The data collected from these experiments were analyzed for statistical differences using a 95% confidence interval (p< 0.05) using Graph Pad Prism 5 Software. A student's t-test was used to compare the data of the experimental group to the data of the control group. An equality of variances test was performed and revealed little variance between the groups. Therefore, a one-tailed t-test assuming equal variances was performed to determine statistical significance because it was hypothesized that the experimental group would have higher Raman signal (concentration) in the tumor area than the control group due to targeting potential. The values reported appear as mean ± standard error or mean (SEM). A Bonferroni

correction was not performed because it was too conservative since the data from each of the time points correlated well with each other, and there was little chance of getting a significant result from multiple t-testing.
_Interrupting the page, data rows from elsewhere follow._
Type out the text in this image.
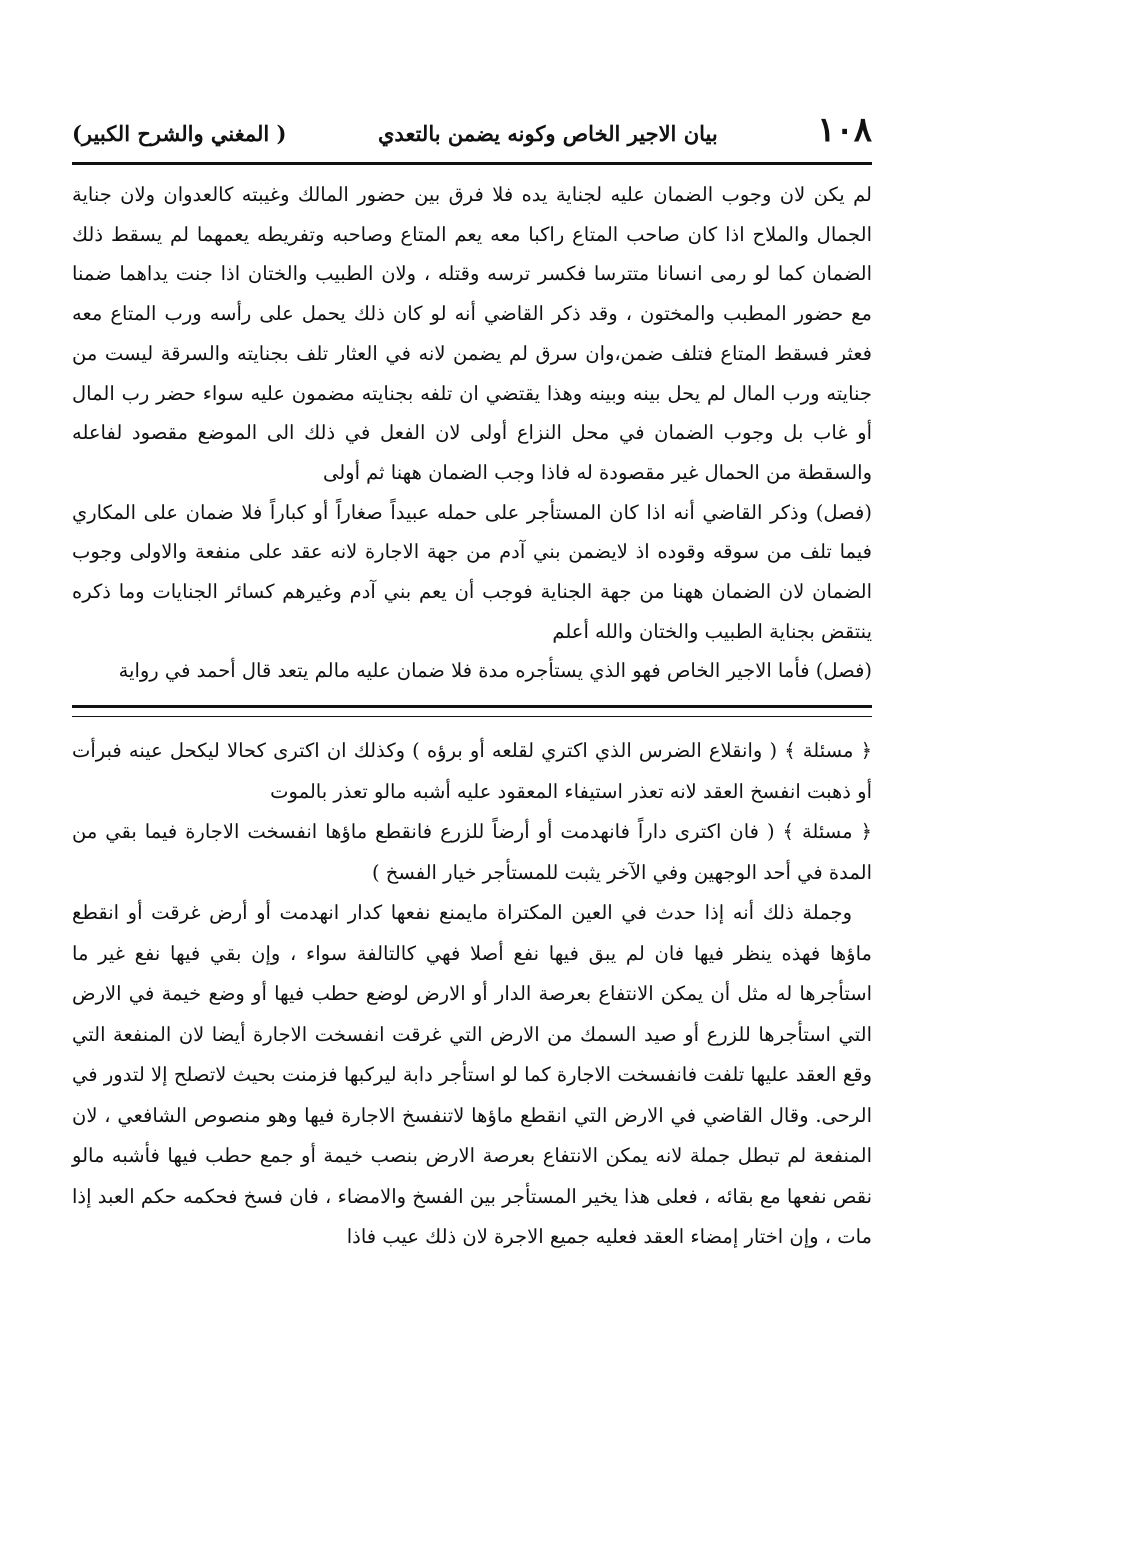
١٠٨
بيان الاجير الخاص وكونه يضمن بالتعدي
( المغني والشرح الكبير)

لم يكن لان وجوب الضمان عليه لجناية يده فلا فرق بين حضور المالك وغيبته كالعدوان ولان جناية الجمال والملاح اذا كان صاحب المتاع راكبا معه يعم المتاع وصاحبه وتفريطه يعمهما لم يسقط ذلك الضمان كما لو رمى انسانا متترسا فكسر ترسه وقتله ، ولان الطبيب والختان اذا جنت يداهما ضمنا مع حضور المطبب والمختون ، وقد ذكر القاضي أنه لو كان ذلك يحمل على رأسه ورب المتاع معه فعثر فسقط المتاع فتلف ضمن،وان سرق لم يضمن لانه في العثار تلف بجنايته والسرقة ليست من جنايته ورب المال لم يحل بينه وبينه وهذا يقتضي ان تلفه بجنايته مضمون عليه سواء حضر رب المال أو غاب بل وجوب الضمان في محل النزاع أولى لان الفعل في ذلك الى الموضع مقصود لفاعله والسقطة من الحمال غير مقصودة له فاذا وجب الضمان ههنا ثم أولى

(فصل) وذكر القاضي أنه اذا كان المستأجر على حمله عبيداً صغاراً أو كباراً فلا ضمان على المكاري فيما تلف من سوقه وقوده اذ لايضمن بني آدم من جهة الاجارة لانه عقد على منفعة والاولى وجوب الضمان لان الضمان ههنا من جهة الجناية فوجب أن يعم بني آدم وغيرهم كسائر الجنايات وما ذكره ينتقض بجناية الطبيب والختان والله أعلم

(فصل) فأما الاجير الخاص فهو الذي يستأجره مدة فلا ضمان عليه مالم يتعد قال أحمد في رواية

﴿ مسئلة ﴾ ( وانقلاع الضرس الذي اكتري لقلعه أو برؤه ) وكذلك ان اكترى كحالا ليكحل عينه فبرأت أو ذهبت انفسخ العقد لانه تعذر استيفاء المعقود عليه أشبه مالو تعذر بالموت

﴿ مسئلة ﴾ ( فان اكترى داراً فانهدمت أو أرضاً للزرع فانقطع ماؤها انفسخت الاجارة فيما بقي من المدة في أحد الوجهين وفي الآخر يثبت للمستأجر خيار الفسخ )

وجملة ذلك أنه إذا حدث في العين المكتراة مايمنع نفعها كدار انهدمت أو أرض غرقت أو انقطع ماؤها فهذه ينظر فيها فان لم يبق فيها نفع أصلا فهي كالتالفة سواء ، وإن بقي فيها نفع غير ما استأجرها له مثل أن يمكن الانتفاع بعرصة الدار أو الارض لوضع حطب فيها أو وضع خيمة في الارض التي استأجرها للزرع أو صيد السمك من الارض التي غرقت انفسخت الاجارة أيضا لان المنفعة التي وقع العقد عليها تلفت فانفسخت الاجارة كما لو استأجر دابة ليركبها فزمنت بحيث لاتصلح إلا لتدور في الرحى. وقال القاضي في الارض التي انقطع ماؤها لاتنفسخ الاجارة فيها وهو منصوص الشافعي ، لان المنفعة لم تبطل جملة لانه يمكن الانتفاع بعرصة الارض بنصب خيمة أو جمع حطب فيها فأشبه مالو نقص نفعها مع بقائه ، فعلى هذا يخير المستأجر بين الفسخ والامضاء ، فان فسخ فحكمه حكم العبد إذا مات ، وإن اختار إمضاء العقد فعليه جميع الاجرة لان ذلك عيب فاذا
It should be noted that ratios, concentrations, amounts, and other numerical data may be expressed herein in a range format. It is to be understood that such a range format is used for convenience and brevity, and thus, should be interpreted in a flexible manner to include not only the numerical values explicitly recited as the limits of the range, but also to include all the individual numerical values or subranges encompassed within that range as if each numerical value and sub-range is explicitly recited. To illustrate, a concentration range of "about 0.1% to about 5%" should be interpreted to include not only the explicitly recited concentration of about 0.1 wt% to about 5 wt%, but also include individual concentrations (e.g., 1%, 2%, 3%, and 4%) and the sub-ranges (e.g., 0.5%, 1.1%, 2.2%, 3.3%, and 4.4%) within the indicated range. The term "about" can include ±1%, ±2%, ±3%, ±4%, ±5%, ±6%, ±7%, ±8%, ±9%, or ±10%, or more of the numerical value(s) being modified. In addition, the phrase "about 'x' to 'y'" includes "about 'x' to about 'y"\

It should be emphasized that the above-described embodiments of the present disclosure are merely possible examples of implementations, and are set forth only for a clear understanding of the principles of the disclosure. Many variations and modifications may be made to the above-described embodiments of the disclosure without departing substantially from the spirit and principles of the disclosure. All such modifications and variations are intended to be included herein within the scope of this disclosure.